-
- •6 gru 2022 0:01
Jesteśmy urzędem stojącym na straży bezpieczeństwa i higieny pracy, w związku z tym po prostu nie chcemy się zgodzić na stworzenie jednego, uniwersalnego wzorca oceny ryzyka zawodowego dla pracy zdalnej świadczonej w domu. Ale nie oznacza to wcale kontroli poprzez wchodzenie inspektora do domu pracownika - powiedziała PulsHR.pl Katarzyna Łażewska-Hrycko, główny inspektor pracy.

- Państwowa Inspekcja Pracy (PIP) nie zamierza zmuszać pracodawców do wizytowania zdalnego miejsca pracy swoich pracowników w domu.
- Przepisy normujące pracę zdalną mają szansę wejść w życie już w styczniu.
- Pracodawcy będą mieli dwa miesiące na przygotowanie się do nowych rozwiązań.
- Oceniamy, że osoby świadczące pracę zdalną najczęściej pracują przy monitorach czy to komputerów stacjonarnych, czy laptopów. Nieodpowiednio przystosowane stanowisko pracy wiąże się chociażby z nadmiernym obciążeniem układu mięśniowo-szkieletowego. Zależy nam więc na tym, by ocena ryzyka zawodowego powstawała na podstawie realnych przesłanek, czyli opisu tego konkretnego miejsca pracy. Podkreślam z całą stanowczością, że nie oznacza to wcale kontroli poprzez wchodzenie inspektora do domu pracownika. Po prostu chcemy, aby ocena ryzyka zawodowego została dostosowana do rzeczywistych warunków pracy, a nie była uniwersalna dla każdego środowiska - wyjaśniła Katarzyna Łażewska-Hrycko.
Główna inspektor pracy odniosła się w ten sposób do medialnych spekulacji, jakoby Państwowa Inspekcja Pracy, wnioskując o regulacje związane z bezpieczeństwem i higieną pracy w zakresie oceny ryzyka zawodowego, chciała zmusić pracodawców do wizytowania domów i mieszkań pracowników.
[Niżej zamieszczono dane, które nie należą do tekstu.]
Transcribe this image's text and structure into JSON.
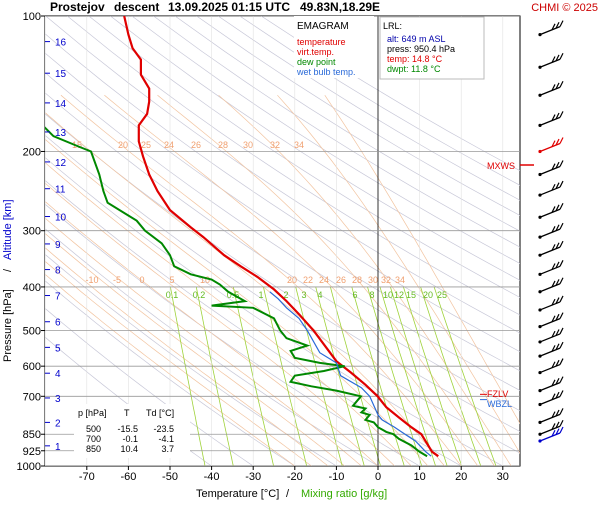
{
  "header": {
    "station": "Prostejov",
    "mode": "descent",
    "datetime": "13.09.2025 01:15 UTC",
    "coords": "49.83N,18.29E",
    "credit": "CHMI © 2025"
  },
  "chart_data": {
    "type": "line",
    "diagram": "EMAGRAM",
    "xlabel_temp": "Temperature [°C]",
    "xlabel_sep": "/",
    "xlabel_mix": "Mixing ratio [g/kg]",
    "ylabel_pressure": "Pressure [hPa]",
    "ylabel_sep": "/",
    "ylabel_alt": "Altitude [km]",
    "xlim": [
      -82,
      38
    ],
    "ylim_hpa": [
      1000,
      100
    ],
    "y_scale": "log",
    "x_ticks": [
      -70,
      -60,
      -50,
      -40,
      -30,
      -20,
      -10,
      0,
      10,
      20,
      30
    ],
    "p_ticks": [
      100,
      200,
      300,
      400,
      500,
      600,
      700,
      850,
      925,
      1000
    ],
    "alt_ticks_km": [
      {
        "km": "1",
        "p": 902
      },
      {
        "km": "2",
        "p": 800
      },
      {
        "km": "3",
        "p": 706
      },
      {
        "km": "4",
        "p": 622
      },
      {
        "km": "5",
        "p": 545
      },
      {
        "km": "6",
        "p": 478
      },
      {
        "km": "7",
        "p": 418
      },
      {
        "km": "8",
        "p": 366
      },
      {
        "km": "9",
        "p": 321
      },
      {
        "km": "10",
        "p": 279
      },
      {
        "km": "11",
        "p": 242
      },
      {
        "km": "12",
        "p": 211
      },
      {
        "km": "13",
        "p": 181
      },
      {
        "km": "14",
        "p": 156
      },
      {
        "km": "15",
        "p": 134
      },
      {
        "km": "16",
        "p": 114
      }
    ],
    "legend": [
      {
        "name": "temperature",
        "color": "#e00000"
      },
      {
        "name": "virt.temp.",
        "color": "#e00000"
      },
      {
        "name": "dew point",
        "color": "#008800"
      },
      {
        "name": "wet bulb temp.",
        "color": "#2a6ad8"
      }
    ],
    "series": [
      {
        "name": "temperature",
        "color": "#e00000",
        "points": [
          [
            14.5,
            951
          ],
          [
            13,
            930
          ],
          [
            10.4,
            850
          ],
          [
            8,
            820
          ],
          [
            5,
            780
          ],
          [
            2,
            740
          ],
          [
            -0.1,
            700
          ],
          [
            -3,
            660
          ],
          [
            -6.5,
            620
          ],
          [
            -10,
            585
          ],
          [
            -15.5,
            500
          ],
          [
            -19,
            460
          ],
          [
            -22,
            430
          ],
          [
            -25,
            405
          ],
          [
            -29,
            380
          ],
          [
            -33,
            360
          ],
          [
            -37,
            340
          ],
          [
            -42,
            310
          ],
          [
            -45,
            295
          ],
          [
            -50,
            270
          ],
          [
            -53,
            245
          ],
          [
            -55,
            225
          ],
          [
            -56.5,
            205
          ],
          [
            -57.5,
            190
          ],
          [
            -57.5,
            175
          ],
          [
            -55.5,
            165
          ],
          [
            -55,
            155
          ],
          [
            -55,
            145
          ],
          [
            -57,
            135
          ],
          [
            -57,
            125
          ],
          [
            -59,
            118
          ],
          [
            -60,
            110
          ],
          [
            -61,
            100
          ]
        ]
      },
      {
        "name": "dew point",
        "color": "#008800",
        "points": [
          [
            11.8,
            951
          ],
          [
            10,
            930
          ],
          [
            8,
            900
          ],
          [
            5,
            870
          ],
          [
            3.7,
            850
          ],
          [
            2,
            840
          ],
          [
            0,
            820
          ],
          [
            -1,
            800
          ],
          [
            -3,
            790
          ],
          [
            -2,
            770
          ],
          [
            -4,
            760
          ],
          [
            -3,
            745
          ],
          [
            -6,
            735
          ],
          [
            -4.1,
            700
          ],
          [
            -10,
            680
          ],
          [
            -16,
            665
          ],
          [
            -21,
            650
          ],
          [
            -20,
            630
          ],
          [
            -13,
            615
          ],
          [
            -8,
            600
          ],
          [
            -14,
            590
          ],
          [
            -20,
            575
          ],
          [
            -21,
            555
          ],
          [
            -17,
            540
          ],
          [
            -22,
            520
          ],
          [
            -23.5,
            500
          ],
          [
            -25,
            470
          ],
          [
            -30,
            445
          ],
          [
            -40,
            440
          ],
          [
            -32,
            430
          ],
          [
            -36,
            410
          ],
          [
            -38,
            395
          ],
          [
            -40,
            385
          ],
          [
            -45,
            375
          ],
          [
            -49,
            360
          ],
          [
            -50,
            340
          ],
          [
            -52,
            320
          ],
          [
            -56,
            300
          ],
          [
            -58,
            285
          ],
          [
            -65,
            260
          ],
          [
            -66,
            245
          ],
          [
            -67,
            225
          ],
          [
            -69,
            200
          ],
          [
            -72,
            195
          ],
          [
            -78,
            185
          ],
          [
            -82,
            170
          ]
        ]
      },
      {
        "name": "wet bulb temp.",
        "color": "#2a6ad8",
        "points": [
          [
            12.8,
            951
          ],
          [
            11.5,
            930
          ],
          [
            9,
            880
          ],
          [
            6.5,
            850
          ],
          [
            4,
            820
          ],
          [
            1,
            790
          ],
          [
            0,
            770
          ],
          [
            -2,
            700
          ],
          [
            -4,
            670
          ],
          [
            -9,
            630
          ],
          [
            -10,
            590
          ],
          [
            -14,
            560
          ],
          [
            -17,
            500
          ],
          [
            -19,
            470
          ],
          [
            -22,
            445
          ],
          [
            -24,
            425
          ],
          [
            -26,
            410
          ]
        ]
      }
    ],
    "observations": {
      "headers": [
        "p [hPa]",
        "T",
        "Td [°C]"
      ],
      "rows": [
        [
          "500",
          "-15.5",
          "-23.5"
        ],
        [
          "700",
          "-0.1",
          "-4.1"
        ],
        [
          "850",
          "10.4",
          "3.7"
        ]
      ]
    },
    "mixing_ratio_labels": [
      "0.1",
      "0.2",
      "0.5",
      "1",
      "2",
      "3",
      "4",
      "6",
      "8",
      "10",
      "12",
      "15",
      "20",
      "25"
    ],
    "isotherm_labels_top": [
      "15",
      "20",
      "25",
      "24",
      "26",
      "28",
      "30",
      "32",
      "34"
    ],
    "isotherm_labels_mid": [
      "-10",
      "-5",
      "0",
      "5",
      "10",
      "20",
      "22",
      "24",
      "26",
      "28",
      "30",
      "32",
      "34"
    ],
    "markers": {
      "mxws": "MXWS",
      "fzlv": "FZLV",
      "wbzl": "WBZL"
    },
    "lrl": {
      "title": "LRL:",
      "alt": "alt: 649 m ASL",
      "press": "press: 950.4 hPa",
      "temp": "temp: 14.8 °C",
      "dwpt": "dwpt: 11.8 °C"
    },
    "wind_barbs_hpa": [
      110,
      130,
      150,
      175,
      200,
      225,
      250,
      280,
      310,
      340,
      375,
      410,
      450,
      490,
      530,
      570,
      620,
      680,
      730,
      800,
      850,
      880
    ]
  }
}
Wypowiedź ta ma związek z nowelizację Kodeksu pracy, której celem jest uregulowanie kwestii pracy zdalnej oraz wprowadzenie kontroli trzeźwości pracownika. Na jej podstawie pracodawca ma mieć nie tylko obowiązek zapewnienia materiałów i narzędzi do wykonywania pracy zdalnej oraz pokrycia kosztów związanych z jej wykonywaniem, ale i wprowadza możliwość przeprowadzania kontroli wykonywania pracy zdalnej przez pracownika w zakresie bezpieczeństwa i higieny pracy lub przestrzegania wymogów dotyczących ochrony danych i informacji.
Nowelizacja jest oczekiwana
W ocenie Katarzyny Łażewskiej-Hrycko nowe przepisy regulujące zasady pracy zdalnej są oczekiwane i to zarówno przez przedsiębiorców, jak i pracowników. Dlatego powinny zacząć obowiązywać jak najszybciej.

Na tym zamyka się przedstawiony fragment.